四个人去吃了自选麻辣烫,江绵绵发现她和香黛还真是口味相投。

两个人都是直来直去的性格,都爱吃辣,都特别讨厌玩心机,不屑和人玩心机。

香黛喝了一口奶茶,想起了苏媚儿。

气鼓鼓的对江绵绵说道:“江绵绵啊,我给你说,我阿爹给我和香叶找了一个后妈,那个女的也是外面的,心机可多了”。

“在我们的面前一个样子,在我阿爹面前又是一个样子,还特别会诱哄,我阿爹被她迷得团团转,眼里都没有我和香叶了。”

听到香黛这样说,江绵绵有些感同身受。

“我比你还要惨,我不仅有后妈,后妈还给我带来了一个妹妹,这一次我爸中毒,我就觉得,和那个后妈少不了关系。”

“她和她的女儿早就有,把我家的产业占为己有的想法,我爸一直不同意,就想着把我爸给除掉,对付我自己的时候就容易了。”

香黛听完以后,怒声说道:“我去,这也太不要脸了,等晚上回去我给你一个百毒不侵的药丸,你和你爸服用下去,以防这两个歹毒的女人,再对你们下黑手。”

“啊,谢谢,布谷岛好神奇啊,竟然还有百毒不侵的药丸。”

香黛一脸神秘的说道:“嘘,小点声,这是我自己研究出来的,目前我自己已经试验成功了”。

“如果是搁着以前,我新研究出来一个药方,都会第一时间把这个惊喜告诉我爸,但自从那个女人来了以后,我就没有那个心思了。”

“知道这种药丸的只有老阿婆和香叶,你算是第三个知道的,有没有很受宠若惊?”

江绵绵的确很受宠若惊,小声说道:“谢谢你香黛。”

香黛拍了拍江绵绵的肩膀,一脸仗义的说道:“不客气,不过这个药丸虽然百毒不侵,但对于那种媚毒,催动情欲的毒,是不起作用的。”

…………

“陈玉兰那个蠢货,被祁宴抓进精神病院也是活该,我都已经提前告诉她,让她做好准备了,还能出问题,真是蠢到了极点。”

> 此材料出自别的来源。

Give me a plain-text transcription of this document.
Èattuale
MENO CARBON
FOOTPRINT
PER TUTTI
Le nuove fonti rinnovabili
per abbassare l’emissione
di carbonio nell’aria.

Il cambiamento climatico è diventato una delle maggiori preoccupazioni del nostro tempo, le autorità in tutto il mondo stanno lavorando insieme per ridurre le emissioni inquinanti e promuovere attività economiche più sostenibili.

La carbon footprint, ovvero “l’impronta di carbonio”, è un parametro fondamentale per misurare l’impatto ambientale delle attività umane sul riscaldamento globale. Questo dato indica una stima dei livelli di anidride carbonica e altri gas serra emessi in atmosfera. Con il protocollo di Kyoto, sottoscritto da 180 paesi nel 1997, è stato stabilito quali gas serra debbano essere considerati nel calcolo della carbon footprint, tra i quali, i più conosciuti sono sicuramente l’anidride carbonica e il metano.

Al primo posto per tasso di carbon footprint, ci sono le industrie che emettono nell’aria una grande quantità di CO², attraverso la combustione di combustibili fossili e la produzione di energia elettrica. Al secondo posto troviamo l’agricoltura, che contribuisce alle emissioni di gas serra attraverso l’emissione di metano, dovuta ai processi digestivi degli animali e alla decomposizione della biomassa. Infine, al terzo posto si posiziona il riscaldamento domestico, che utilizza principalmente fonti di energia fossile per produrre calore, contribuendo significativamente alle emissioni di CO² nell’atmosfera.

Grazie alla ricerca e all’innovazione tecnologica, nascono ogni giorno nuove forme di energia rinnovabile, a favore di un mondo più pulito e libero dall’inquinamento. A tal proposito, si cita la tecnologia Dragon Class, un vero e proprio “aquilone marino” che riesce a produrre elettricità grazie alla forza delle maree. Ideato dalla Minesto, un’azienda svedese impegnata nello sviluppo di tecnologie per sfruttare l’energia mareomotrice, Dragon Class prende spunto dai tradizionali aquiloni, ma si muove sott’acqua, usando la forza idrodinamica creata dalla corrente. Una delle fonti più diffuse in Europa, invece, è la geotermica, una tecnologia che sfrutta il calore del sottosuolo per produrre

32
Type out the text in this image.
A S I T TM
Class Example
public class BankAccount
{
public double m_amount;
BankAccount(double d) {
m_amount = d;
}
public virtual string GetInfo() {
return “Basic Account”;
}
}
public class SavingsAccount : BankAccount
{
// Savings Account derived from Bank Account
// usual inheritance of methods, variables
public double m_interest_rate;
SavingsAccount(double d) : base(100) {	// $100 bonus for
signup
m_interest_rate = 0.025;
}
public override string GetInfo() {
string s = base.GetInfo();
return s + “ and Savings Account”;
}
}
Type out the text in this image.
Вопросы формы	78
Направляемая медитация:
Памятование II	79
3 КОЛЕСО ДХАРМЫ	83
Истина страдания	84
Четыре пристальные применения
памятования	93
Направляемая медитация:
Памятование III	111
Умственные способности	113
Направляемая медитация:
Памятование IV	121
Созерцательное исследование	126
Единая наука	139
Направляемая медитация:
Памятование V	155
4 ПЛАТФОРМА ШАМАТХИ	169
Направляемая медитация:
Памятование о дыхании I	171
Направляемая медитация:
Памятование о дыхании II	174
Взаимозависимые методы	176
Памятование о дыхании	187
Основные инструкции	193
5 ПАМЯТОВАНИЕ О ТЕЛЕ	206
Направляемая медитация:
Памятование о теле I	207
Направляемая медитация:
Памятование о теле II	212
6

唐菲菲忍不住说道:“也不能怪陈玉兰,一开始祁宴都要准备相信那个替罪羊说的话了,是江绵绵突然怀疑”。

“说那个佣人根本就不知道布谷岛这个地方,更不用说,因为嫉妒才会恨老夫人了。”

“祁宴一听这话,开始威胁那个替罪羊,如果不说实话,就把她的家人给一块处置掉,那个替罪羊没有办法了,才会把一切都交代出来。”

苏媚儿咬了咬牙,怒声说的:“他妈的,又是江绵绵,屡次三番的坏我们的好事,她留不得了,你去哄骗祁莲莲那个蠢货,让她把江绵绵给干掉。”

“没用的,现在祁宴天天和江绵绵黏在一起,别说祁莲莲了,就连我都没有给江绵绵动手的机会。”

苏媚儿听到这话,玩弄佛珠的手指停了下来,愣神片刻,美目眯了眯,泛起了危险的冷光。

笑着说道:“既然如此,那就从香黛的身上下手,你找个人把香黛给先奸.后杀,嫁祸在江绵绵的身上。”

“香墨就这两个女儿,知道他的宝贝女儿这样惨死,一定不会放过江绵绵的,到时候,我们不费吹灰之力,就可以把江绵绵解决掉。”

唐菲菲听到这话,眼里划过一丝亮光,兴奋的说道:“还是你聪明,这个办法我怎么没有想起来。”

………………

北城最豪华的精神病院

陈玉兰被关进不见天日的小黑屋,不过两天而已,整个人憔悴消瘦了不止一星半点。

她也没有刚开始进入精神病院的嚣张跋扈了。

看到给她注射镇定剂,把她关进小黑屋的医生,都会忍不住瑟瑟发抖。

那医生很满意陈玉兰的变化,看着陈玉兰乖乖吃饭的认真模样。

忍不住夸奖道:“祁夫人,您表现的很好,如果一直这样乖乖配合我们的工作,我们可以允许您的家人看望您,允许您向外打电话。”

陈玉兰听到医生这话,一脸激动的说道:“真的吗?”

“当然是真的。”

说完医生就离开陈玉兰的病房,医生走了以后,陈玉兰嘴角勾起一抹讽刺,眼里的冰冷乍现,心里恨极了江绵绵和祁宴。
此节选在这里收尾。